“Quadros tucanos como o senador Aécio Neves já trabalham com a certeza da derrota de José Serra para Fernando Haddad no domingo 27; resultado quebrará as últimas sentinelas que candidato a prefeito de São Paulo tem no ex-presidente FHC e no governador Geraldo Alckmin; líder nas pesquisas em Manaus, Arthur Virgílio assumirá papel central na reconstrução do partido; projeto de futuro passa pelo sepultamento político do duas vezes candidato a presidente
Brasil 247
O dia 27 de outubro de 2012 marcará o renascimento do PSDB. É com essa data e objetivo que trabalham líderes partidários como o senador Aécio Neves e o candidato a prefeito de Manaus Arthur Virgílio Neto. Será também a partir do domingo apontado, data do segundo turno das eleições municipais, que o ex-presidente Fernando Henrique e o governador Geraldo Alckmin irão se reposicionar diante da nova configuração dos tucanos. Em todas as contabilidades políticas internas, um personagem até aqui predominante terá de, necessariamente, ser extirpado do cérebro partidário para que novas artérias se abram: José Serra.
O convívio que sempre foi difícil entre o candidato a prefeito de São Paulo e as demais correntes tucanas, inclusive a paulista, tornou-se impraticável diante das posições políticas assumidas por Serra na atual campanha. Especialmente neste segundo turno. Políticos centristas e liberais como o Aécio e Arthur Virgílio chegam a temer por uma guinada ideológica do PSDB, cuja raiz social-democrata vai sendo podada a enxadas pelas alianças costuradas por Serra com nomes como o Pastor Silas Malafaia, o ex-comandante da Rota paulista Coronel Telhada e posicionamentos frontalmente contrários à diversidade sexual.

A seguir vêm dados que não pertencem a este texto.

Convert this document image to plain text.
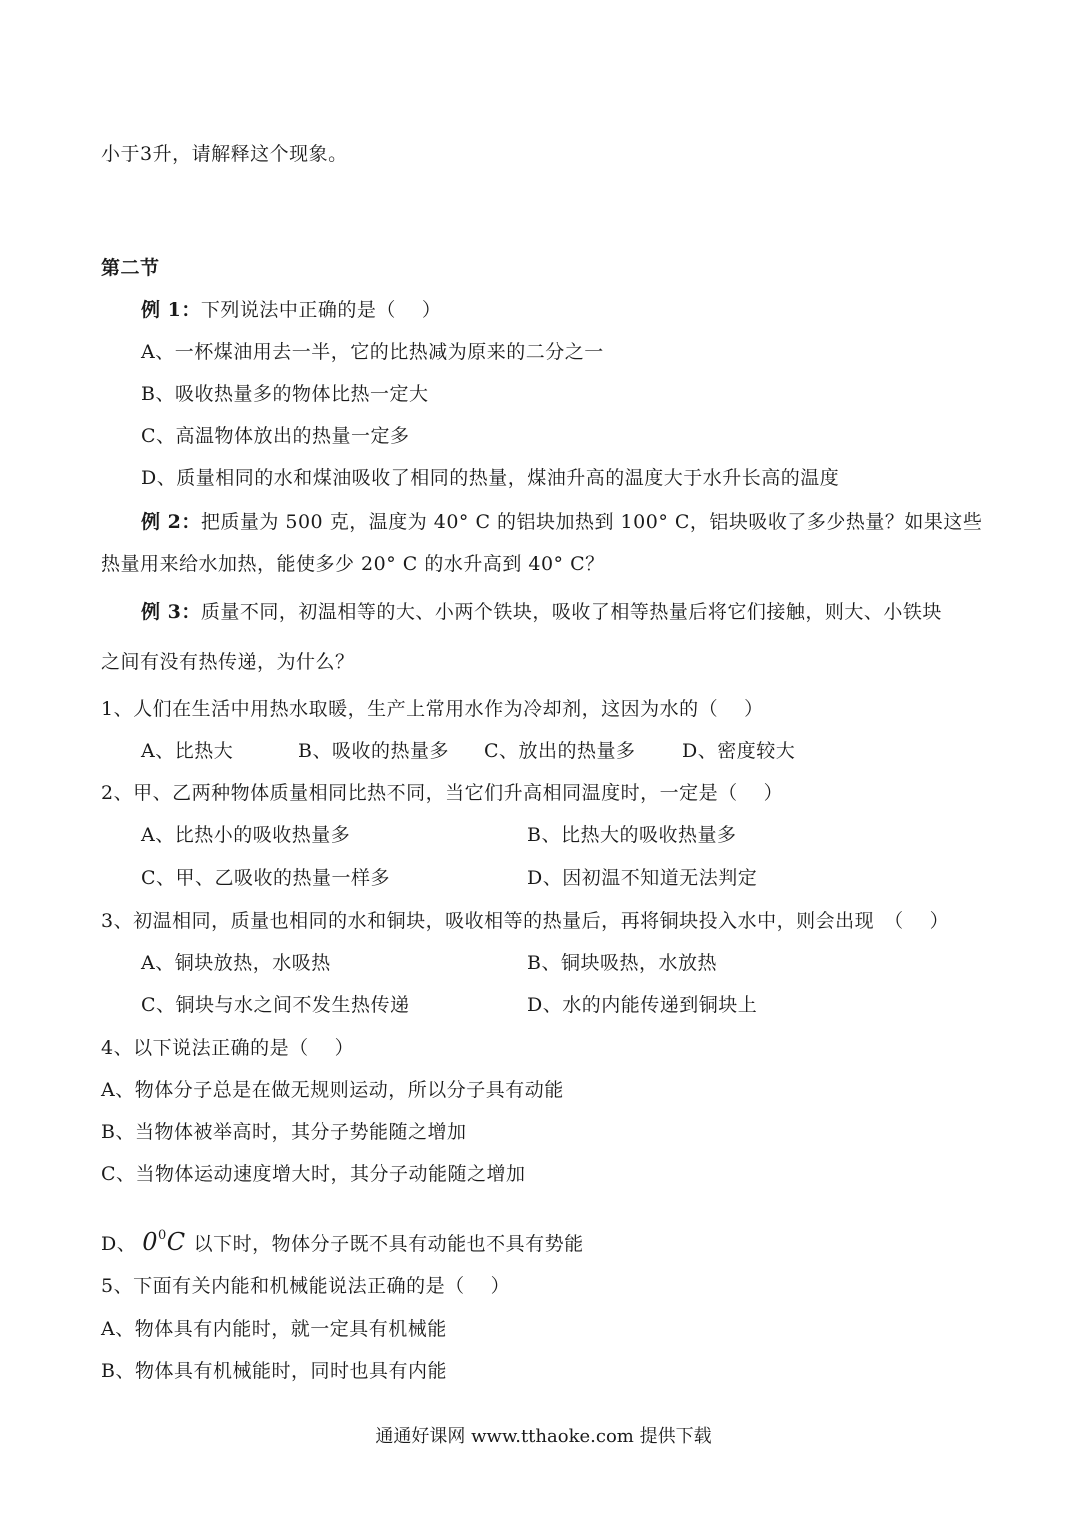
小于3升，请解释这个现象。

第二节

例 1：下列说法中正确的是（　 ）

A、一杯煤油用去一半，它的比热减为原来的二分之一

B、吸收热量多的物体比热一定大

C、高温物体放出的热量一定多

D、质量相同的水和煤油吸收了相同的热量，煤油升高的温度大于水升长高的温度

例 2：把质量为 500 克，温度为 40° C 的铝块加热到 100° C，铝块吸收了多少热量？如果这些

热量用来给水加热，能使多少 20° C 的水升高到 40° C？

例 3：质量不同，初温相等的大、小两个铁块，吸收了相等热量后将它们接触，则大、小铁块

之间有没有热传递，为什么？

1、人们在生活中用热水取暖，生产上常用水作为冷却剂，这因为水的（　 ）

A、比热大	B、吸收的热量多 C、放出的热量多 D、密度较大

2、甲、乙两种物体质量相同比热不同，当它们升高相同温度时，一定是（　 ）

A、比热小的吸收热量多	B、比热大的吸收热量多
C、甲、乙吸收的热量一样多	D、因初温不知道无法判定

3、初温相同，质量也相同的水和铜块，吸收相等的热量后，再将铜块投入水中，则会出现　（　 ）

A、铜块放热，水吸热	B、铜块吸热，水放热
C、铜块与水之间不发生热传递	D、水的内能传递到铜块上

4、以下说法正确的是（　 ）

A、物体分子总是在做无规则运动，所以分子具有动能

B、当物体被举高时，其分子势能随之增加

C、当物体运动速度增大时，其分子动能随之增加

D、 $0^0C$ 以下时，物体分子既不具有动能也不具有势能

5、下面有关内能和机械能说法正确的是（　 ）

A、物体具有内能时，就一定具有机械能

B、物体具有机械能时，同时也具有内能

通通好课网 www.tthaoke.com 提供下载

No caso da eleição de Serra à principal Prefeitura do País, e com o pendor dele a dominar nacionalmente o partido, além da aliança tácita com o PSD do prefeito paulistano Gilberto Kassab, os tucanos de fora de São Paulo temem que ocorra, em ato contínuo, a desfiguração ideológica da agremiação que ajudaram a fundar, o que provocaria uma diáspora. Eles avaliam que, neste caso, Serra empalmaria o comando com mão de ferro, carregando-a para o lado direito do espectro político.”